Often the ideas of learning to be a gracious winner and accepting defeat honorably are mentioned as benefits of competition.  The weakness I see here is that outside of organized competitions, there are almost no opportunities to practice this lesson. Life doesn’t consist of of competitions with clear winners and losers. There are other lessons that I find useful every day though. The best people to be around aren’t the ones keeping score.  The best people to be around are the ones who don’t keep score. The ones who try to, in the words of Bill and Ted,  “be excellent to each other.”

One lesson of competition is to keep score.  The lesson of budo practice is that there is no score.  We all improve together.  I can’t improve my skills without your active support, and you can’t improve yours without my active support. If you and I are busy trying to keep score of who learns the most techniques, or who gets the most reps, or anything else, we’re not providing the mutual support necessary to truly improve our skills. That kind of practice is a lot more like life than any competition.

The other, discreet lessons of budo apply beyond the dojo as well. Budo teaches numerous lessons about ma’ai and timing. Ma’ai isn’t just for combat, and neither is timing. I haven’t gotten to all the places where an understanding of the principles of structure will serve you. Understanding ma’ai is about understanding the weakness or strength of a particular position relative to those around you.  It’s a fluid, constantly changing as the situation changes, even if you don’t move at all.  

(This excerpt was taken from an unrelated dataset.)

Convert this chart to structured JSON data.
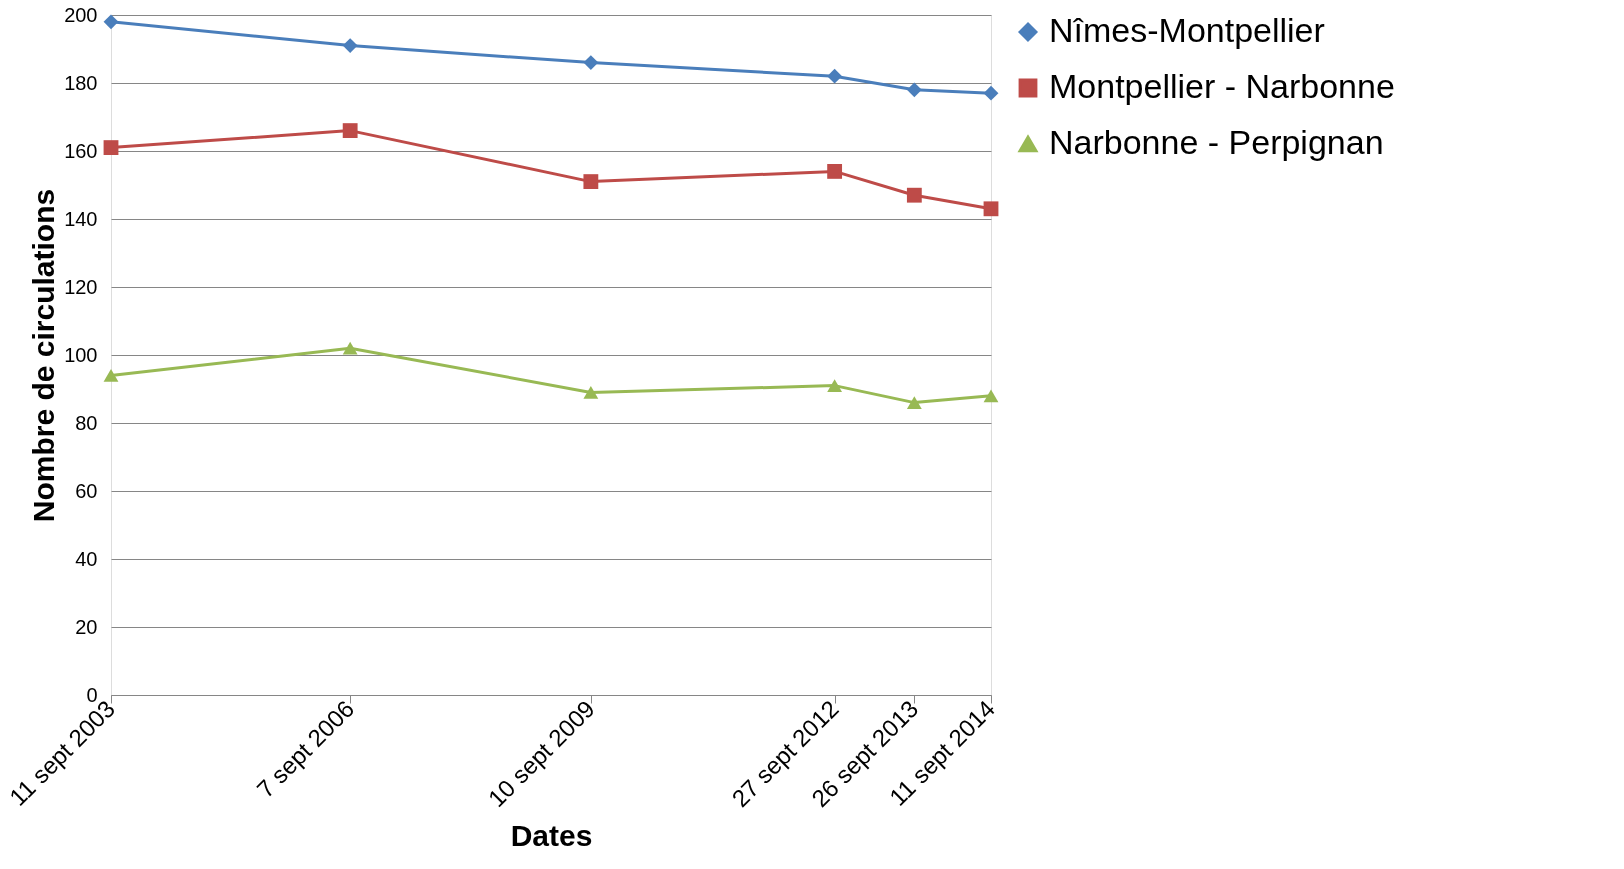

Timing is important in whatever you do, from gardening to business. Structure too applies outside the arena of competition, mostly in place where being aware of strong, stable structures and weaknesses that can undermine them are critical to not getting hurt in physical, or not-physical, ways. Timing needs to be considered for anything you want accomplish, in or out of the dojo. Too early and you give away your objectives and strategy. Too late is, well, too late.

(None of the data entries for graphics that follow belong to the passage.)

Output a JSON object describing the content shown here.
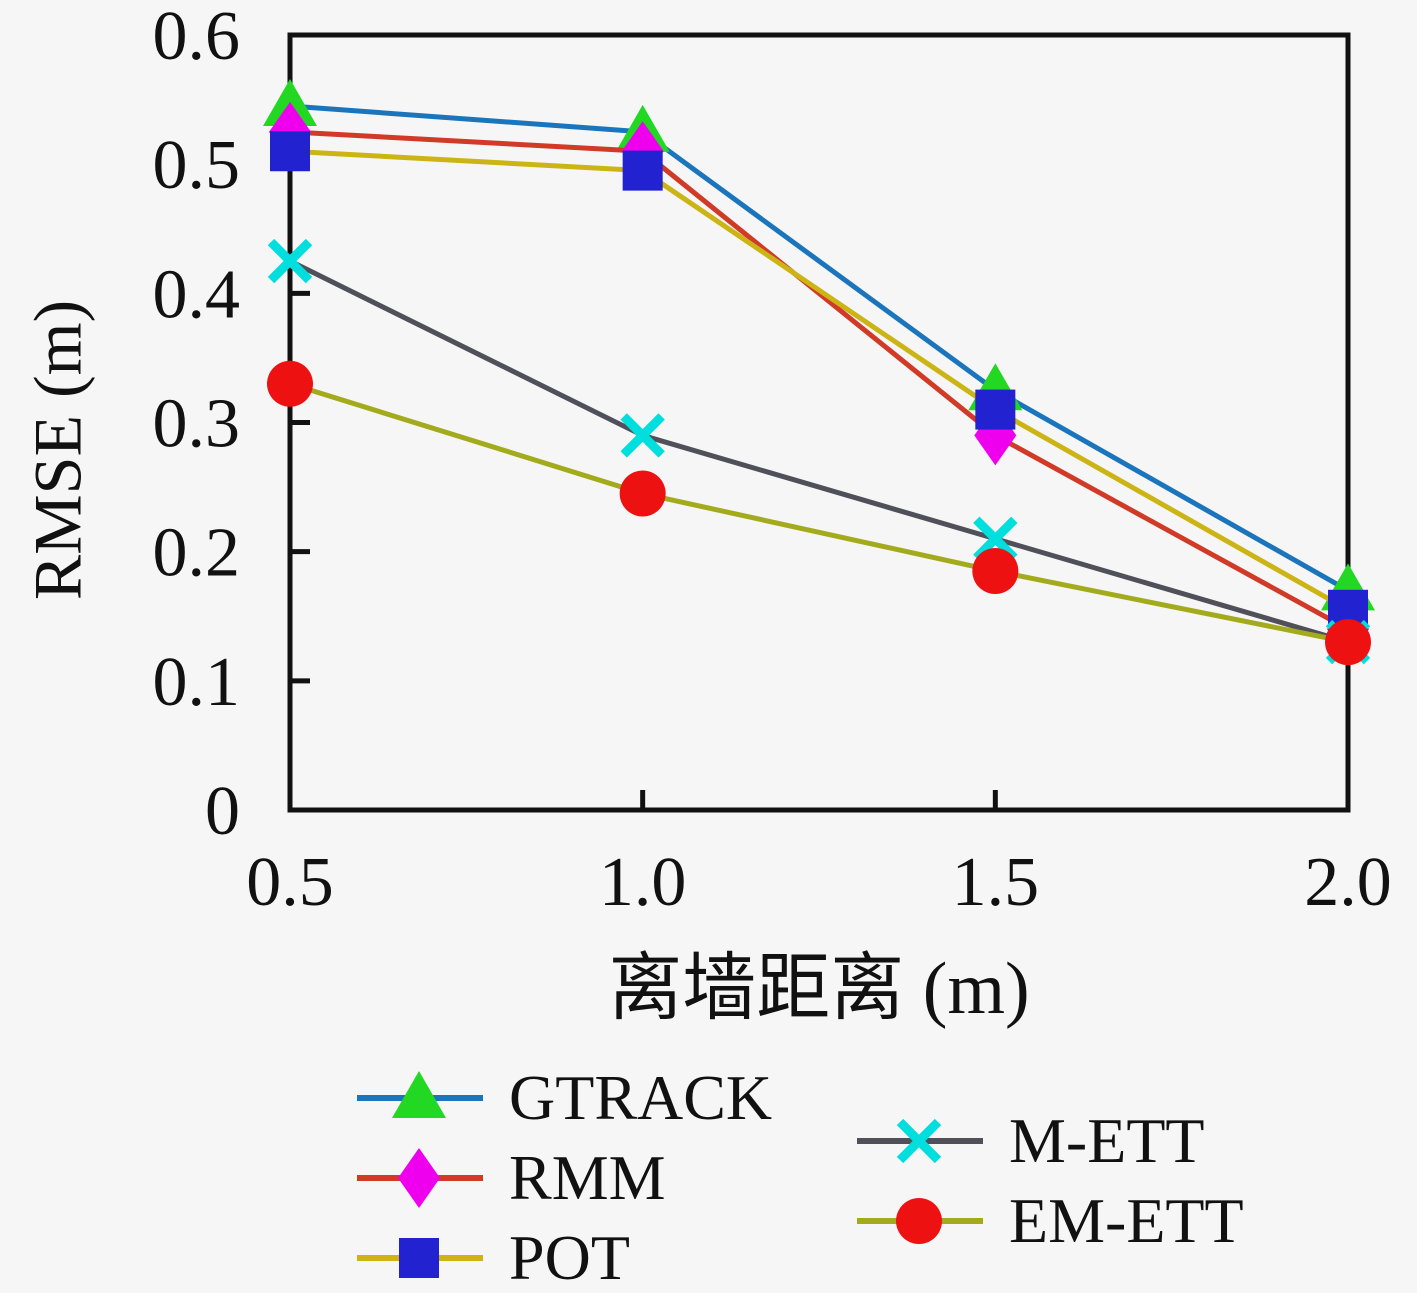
{
  "figure": {
    "background": "#f6f6f6",
    "frame_color": "#111111"
  },
  "chart_data": {
    "type": "line",
    "xlabel": "离墙距离 (m)",
    "ylabel": "RMSE (m)",
    "x": [
      0.5,
      1.0,
      1.5,
      2.0
    ],
    "xlim": [
      0.5,
      2.0
    ],
    "ylim": [
      0,
      0.6
    ],
    "xticks": [
      "0.5",
      "1.0",
      "1.5",
      "2.0"
    ],
    "yticks": [
      "0",
      "0.1",
      "0.2",
      "0.3",
      "0.4",
      "0.5",
      "0.6"
    ],
    "grid": false,
    "legend_position": "below-two-columns",
    "series": [
      {
        "name": "GTRACK",
        "values": [
          0.545,
          0.525,
          0.325,
          0.17
        ],
        "line_color": "#1b75bc",
        "marker": "triangle",
        "marker_color": "#22d822"
      },
      {
        "name": "RMM",
        "values": [
          0.525,
          0.51,
          0.29,
          0.14
        ],
        "line_color": "#d03a26",
        "marker": "diamond",
        "marker_color": "#ee00ee"
      },
      {
        "name": "POT",
        "values": [
          0.51,
          0.495,
          0.31,
          0.155
        ],
        "line_color": "#ccb414",
        "marker": "square",
        "marker_color": "#2222d0"
      },
      {
        "name": "M-ETT",
        "values": [
          0.425,
          0.29,
          0.21,
          0.13
        ],
        "line_color": "#50505a",
        "marker": "x",
        "marker_color": "#00dede"
      },
      {
        "name": "EM-ETT",
        "values": [
          0.33,
          0.245,
          0.185,
          0.13
        ],
        "line_color": "#a3ab1d",
        "marker": "circle",
        "marker_color": "#ee1111"
      }
    ],
    "legend_columns": [
      [
        "GTRACK",
        "RMM",
        "POT"
      ],
      [
        "M-ETT",
        "EM-ETT"
      ]
    ]
  }
}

One of the most critical lessons of budo practice is that it’s OK if you don’t master these lessons today.  The goal isn’t to master anything thing right away.  In budo there is no illusion that we will ever perfect anything. We learn that there is no goal to reach. The point of budo is to improve a little bit every day. To be better today than yesterday, and be better tomorrow than you are today. This isn’t a goal because a goal is an endpoint, a place to get to and stop. With budo, there is no endpoint.

What you do every day is more important than what you do during any 5 minute match. It doesn’t matter what the match is.  Dr. Ann Maria DeMars is a former world champion judoka.  Let that sink in.  World champion. At some point, she was the best on the planet at what she did. Yet now she can write about how she completely forgets having done that. Whatever we do, it will quickly be in the past, and we can’t live there. Life is a journey, not an event. Each day we have to continue that journey.  With competition, we focus on the events and an artificial concept of a winner and a loser. With budo, we focus on the journey, of moving forward and improving every day. Working with our teachers and seniors and partners and juniors so we all are a bit better today than we were yesterday, and so tomorrow we’ll be a bit better than today.  We don’t stop at any event.

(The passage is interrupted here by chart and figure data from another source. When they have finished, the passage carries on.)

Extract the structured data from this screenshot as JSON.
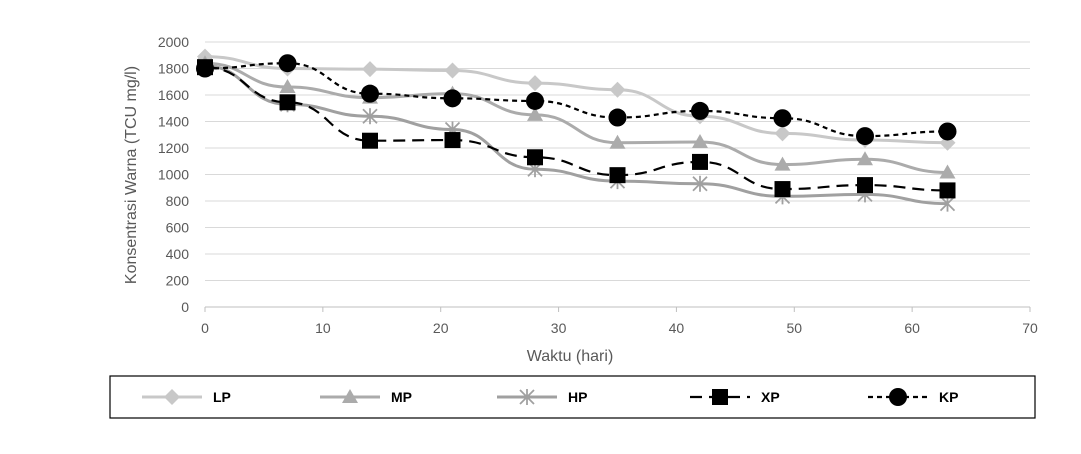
{
  "chart_data": {
    "type": "line",
    "title": "",
    "xlabel": "Waktu (hari)",
    "ylabel": "Konsentrasi Warna (TCU mg/l)",
    "xlim": [
      0,
      70
    ],
    "ylim": [
      0,
      2000
    ],
    "x_ticks": [
      0,
      10,
      20,
      30,
      40,
      50,
      60,
      70
    ],
    "y_ticks": [
      0,
      200,
      400,
      600,
      800,
      1000,
      1200,
      1400,
      1600,
      1800,
      2000
    ],
    "grid": "horizontal",
    "legend_position": "bottom",
    "x": [
      0,
      7,
      14,
      21,
      28,
      35,
      42,
      49,
      56,
      63
    ],
    "series": [
      {
        "name": "LP",
        "color": "#c8c8c8",
        "dash": "solid",
        "marker": "diamond",
        "values": [
          1890,
          1800,
          1795,
          1785,
          1690,
          1640,
          1440,
          1310,
          1260,
          1240
        ]
      },
      {
        "name": "MP",
        "color": "#ababab",
        "dash": "solid",
        "marker": "triangle",
        "values": [
          1840,
          1660,
          1580,
          1610,
          1450,
          1240,
          1245,
          1075,
          1115,
          1015
        ]
      },
      {
        "name": "HP",
        "color": "#a0a0a0",
        "dash": "solid",
        "marker": "star",
        "values": [
          1820,
          1530,
          1440,
          1340,
          1040,
          950,
          930,
          835,
          850,
          780
        ]
      },
      {
        "name": "XP",
        "color": "#000000",
        "dash": "dashed",
        "marker": "square",
        "values": [
          1810,
          1545,
          1255,
          1260,
          1130,
          995,
          1095,
          890,
          920,
          880
        ]
      },
      {
        "name": "KP",
        "color": "#000000",
        "dash": "dotted",
        "marker": "circle",
        "values": [
          1800,
          1840,
          1610,
          1575,
          1555,
          1430,
          1480,
          1425,
          1290,
          1325
        ]
      }
    ]
  }
}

Competition is a limited view of the world. It’s a zero-sum game with clear winners and losers. Life isn’t a zero sum game.  Life is big and messy and so very unclear. In life, winning and losing isn’t decided by a set of rules. It’s more like a fluid range of success, and that success is much more dependent on not keeping score than it is about winning points. You have to work with the people around you, your training partners, so you all succeed and improve together. If you aren’t better today than you were yesterday, that’s probably the closest thing to a loss. You succeed when you and your partners are better people tomorrow than you were today.